Malgré les difficultés rencontrées pour l’achever, le doctorat ne serait pas une promesse de stabilité: «Lorsqu’on commence notre thèse, on nous dit souvent que seul·e·s 5 à 9 % d’entre nous arriveront à trouver une place stable dans une université». En Suisse, environ 80 % du personnel de recherche dans les hautes écoles ne disposent pas de contrat à durée indéterminée. Dans d’autres pays, comme l’Angleterre, la France ou les Pays-Bas, ce chiffre ne s’élève pas à plus de 30 %: il y est plus fréquent de se voir attribuer un poste stable après une thèse de doctorat ou un postdoctorat. Tandis qu’à Lausanne comme dans le reste de la Suisse, «vous avez des personnes qui attendent parfois jusqu’à 45-50 ans en enchaînant des contrats précaires avant d’accéder à un poste stable à cause de ce goulot d’étranglement» affirme-t-il. Ainsi qu’iels soient postdoctorant·e·s, chargé·e·s de cours ou de recherche ou encore premier·ère·s assistant·e·s, ces personnes sont employées pour des contrats qui ne durent parfois qu’un semestre. Iels ont aussi souvent des pourcentages très faibles qu’iels doivent cumuler. À cet égard, iels doivent parfois accepter des charges uniques d’enseignement, à des taux d’engagement sous la barre des 10 %, afin de compléter leur revenu. Là encore, ces contrats sont la plupart du temps de très courte durée. Dans ces conditions, ni la pression ni le harcèlement ne disparaissent une fois la thèse terminée.

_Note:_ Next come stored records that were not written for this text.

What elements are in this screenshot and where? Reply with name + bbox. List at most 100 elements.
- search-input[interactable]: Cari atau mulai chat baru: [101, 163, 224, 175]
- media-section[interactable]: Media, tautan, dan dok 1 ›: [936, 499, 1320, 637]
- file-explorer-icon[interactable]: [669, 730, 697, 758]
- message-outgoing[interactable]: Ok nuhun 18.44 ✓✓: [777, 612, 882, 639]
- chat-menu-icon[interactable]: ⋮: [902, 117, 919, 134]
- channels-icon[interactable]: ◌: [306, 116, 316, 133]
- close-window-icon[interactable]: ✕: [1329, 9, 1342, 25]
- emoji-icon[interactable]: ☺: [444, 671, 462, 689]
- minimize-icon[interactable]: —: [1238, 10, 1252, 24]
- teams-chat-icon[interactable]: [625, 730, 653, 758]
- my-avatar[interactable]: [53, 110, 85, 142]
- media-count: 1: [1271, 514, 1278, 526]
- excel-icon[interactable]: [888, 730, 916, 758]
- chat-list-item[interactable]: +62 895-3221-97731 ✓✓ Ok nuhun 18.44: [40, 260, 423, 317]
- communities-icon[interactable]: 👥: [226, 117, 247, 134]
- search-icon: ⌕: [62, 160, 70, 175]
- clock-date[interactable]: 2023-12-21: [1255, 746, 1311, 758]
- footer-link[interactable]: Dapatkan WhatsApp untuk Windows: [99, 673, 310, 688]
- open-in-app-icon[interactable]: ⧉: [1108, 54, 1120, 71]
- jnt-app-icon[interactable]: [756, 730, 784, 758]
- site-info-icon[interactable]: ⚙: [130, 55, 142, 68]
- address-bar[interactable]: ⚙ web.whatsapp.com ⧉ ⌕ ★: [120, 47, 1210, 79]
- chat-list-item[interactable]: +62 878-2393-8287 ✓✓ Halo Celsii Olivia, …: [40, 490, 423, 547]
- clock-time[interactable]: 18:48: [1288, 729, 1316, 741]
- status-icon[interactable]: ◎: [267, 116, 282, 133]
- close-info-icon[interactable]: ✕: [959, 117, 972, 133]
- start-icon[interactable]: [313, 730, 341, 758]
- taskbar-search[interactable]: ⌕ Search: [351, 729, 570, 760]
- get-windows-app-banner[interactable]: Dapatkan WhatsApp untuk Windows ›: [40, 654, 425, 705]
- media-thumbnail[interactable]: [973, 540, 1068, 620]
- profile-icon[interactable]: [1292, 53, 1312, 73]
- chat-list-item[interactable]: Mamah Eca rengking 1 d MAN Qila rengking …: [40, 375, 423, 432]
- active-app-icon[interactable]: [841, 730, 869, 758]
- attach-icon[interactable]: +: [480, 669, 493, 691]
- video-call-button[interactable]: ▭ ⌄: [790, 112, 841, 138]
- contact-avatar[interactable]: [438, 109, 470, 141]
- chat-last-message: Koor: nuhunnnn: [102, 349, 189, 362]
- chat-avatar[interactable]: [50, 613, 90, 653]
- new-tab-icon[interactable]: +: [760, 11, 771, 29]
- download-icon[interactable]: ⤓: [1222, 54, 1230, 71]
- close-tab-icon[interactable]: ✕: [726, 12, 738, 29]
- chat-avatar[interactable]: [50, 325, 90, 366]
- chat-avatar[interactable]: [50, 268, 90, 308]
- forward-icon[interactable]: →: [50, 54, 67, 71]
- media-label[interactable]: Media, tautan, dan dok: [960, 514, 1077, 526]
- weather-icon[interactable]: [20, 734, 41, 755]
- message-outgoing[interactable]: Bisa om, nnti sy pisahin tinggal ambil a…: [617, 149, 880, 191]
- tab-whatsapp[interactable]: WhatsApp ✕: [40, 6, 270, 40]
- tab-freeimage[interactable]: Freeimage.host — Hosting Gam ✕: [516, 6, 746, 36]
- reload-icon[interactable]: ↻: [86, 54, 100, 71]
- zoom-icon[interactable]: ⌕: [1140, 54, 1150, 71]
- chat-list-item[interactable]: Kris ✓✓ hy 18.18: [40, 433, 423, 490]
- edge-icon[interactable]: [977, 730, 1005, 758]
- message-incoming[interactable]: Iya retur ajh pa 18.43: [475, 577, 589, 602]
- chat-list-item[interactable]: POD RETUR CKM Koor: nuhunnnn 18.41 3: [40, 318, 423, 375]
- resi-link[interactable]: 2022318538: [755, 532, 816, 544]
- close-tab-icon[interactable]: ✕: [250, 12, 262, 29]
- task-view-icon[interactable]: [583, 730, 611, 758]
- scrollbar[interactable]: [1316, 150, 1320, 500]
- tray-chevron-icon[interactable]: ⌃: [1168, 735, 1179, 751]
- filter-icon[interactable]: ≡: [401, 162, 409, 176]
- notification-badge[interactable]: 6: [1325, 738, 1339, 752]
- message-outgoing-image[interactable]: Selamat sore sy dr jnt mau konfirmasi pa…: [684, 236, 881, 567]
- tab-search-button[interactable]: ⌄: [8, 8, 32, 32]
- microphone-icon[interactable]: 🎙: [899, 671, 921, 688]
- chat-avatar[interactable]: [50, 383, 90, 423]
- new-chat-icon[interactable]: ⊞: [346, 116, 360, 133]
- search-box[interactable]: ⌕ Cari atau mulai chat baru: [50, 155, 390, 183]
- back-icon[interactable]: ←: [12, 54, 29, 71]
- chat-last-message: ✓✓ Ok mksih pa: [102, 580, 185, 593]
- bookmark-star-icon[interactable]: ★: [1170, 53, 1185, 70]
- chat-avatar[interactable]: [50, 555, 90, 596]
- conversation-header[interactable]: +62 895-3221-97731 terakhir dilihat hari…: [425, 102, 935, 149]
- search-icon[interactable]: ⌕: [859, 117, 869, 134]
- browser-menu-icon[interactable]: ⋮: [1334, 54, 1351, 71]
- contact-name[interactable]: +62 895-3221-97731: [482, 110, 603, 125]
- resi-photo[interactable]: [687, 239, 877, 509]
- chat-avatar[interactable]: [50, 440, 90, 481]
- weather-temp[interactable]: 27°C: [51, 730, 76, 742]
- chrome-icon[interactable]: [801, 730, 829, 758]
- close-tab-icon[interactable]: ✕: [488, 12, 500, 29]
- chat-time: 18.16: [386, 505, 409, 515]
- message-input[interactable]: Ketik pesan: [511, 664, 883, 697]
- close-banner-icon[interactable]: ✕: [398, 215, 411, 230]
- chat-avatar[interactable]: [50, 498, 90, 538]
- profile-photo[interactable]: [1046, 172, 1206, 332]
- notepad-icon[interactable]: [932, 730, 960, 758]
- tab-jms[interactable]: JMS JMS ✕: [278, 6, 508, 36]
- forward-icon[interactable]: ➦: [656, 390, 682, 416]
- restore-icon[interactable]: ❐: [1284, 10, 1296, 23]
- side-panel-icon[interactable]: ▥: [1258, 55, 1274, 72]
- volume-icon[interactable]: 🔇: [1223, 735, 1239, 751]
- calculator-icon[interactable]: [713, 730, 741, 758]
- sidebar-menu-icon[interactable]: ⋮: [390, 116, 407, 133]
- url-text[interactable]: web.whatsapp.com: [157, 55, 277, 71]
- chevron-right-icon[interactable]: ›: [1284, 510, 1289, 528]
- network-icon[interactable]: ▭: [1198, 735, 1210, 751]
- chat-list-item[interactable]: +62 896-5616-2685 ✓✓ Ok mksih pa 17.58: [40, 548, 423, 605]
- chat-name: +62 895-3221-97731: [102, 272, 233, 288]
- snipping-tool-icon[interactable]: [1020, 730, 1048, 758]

Entre les doctorant·e·s et les docteur·e·s, l’Unil et d’autres universités du pays feraient ainsi peser la majorité de leurs tâches sur un personnel vulnérable, sous pression, et insuffisamment rémunéré. «C’est très difficile d’avoir des perspectives de carrière dans ce milieu. Il y a un risque que ce système favorise, par souci d’économies et d’une vue de court terme, une fuite des «cerveaux» ». Si les revendications évoquées ont encore du chemin à faire, les points qu’elles soulignent permettent un bon tour d’horizon de la forme que prend le travail à l’Unil avant d’être stabilisé. Pour celleux qui sont toujours intéressé·e·s par cette carrière, il est aussi bon de savoir que des associations, des syndicats et des personnes, comme Paul Turberg, se mobilisent pour l’amélioration de ce monde convoité et méconnu.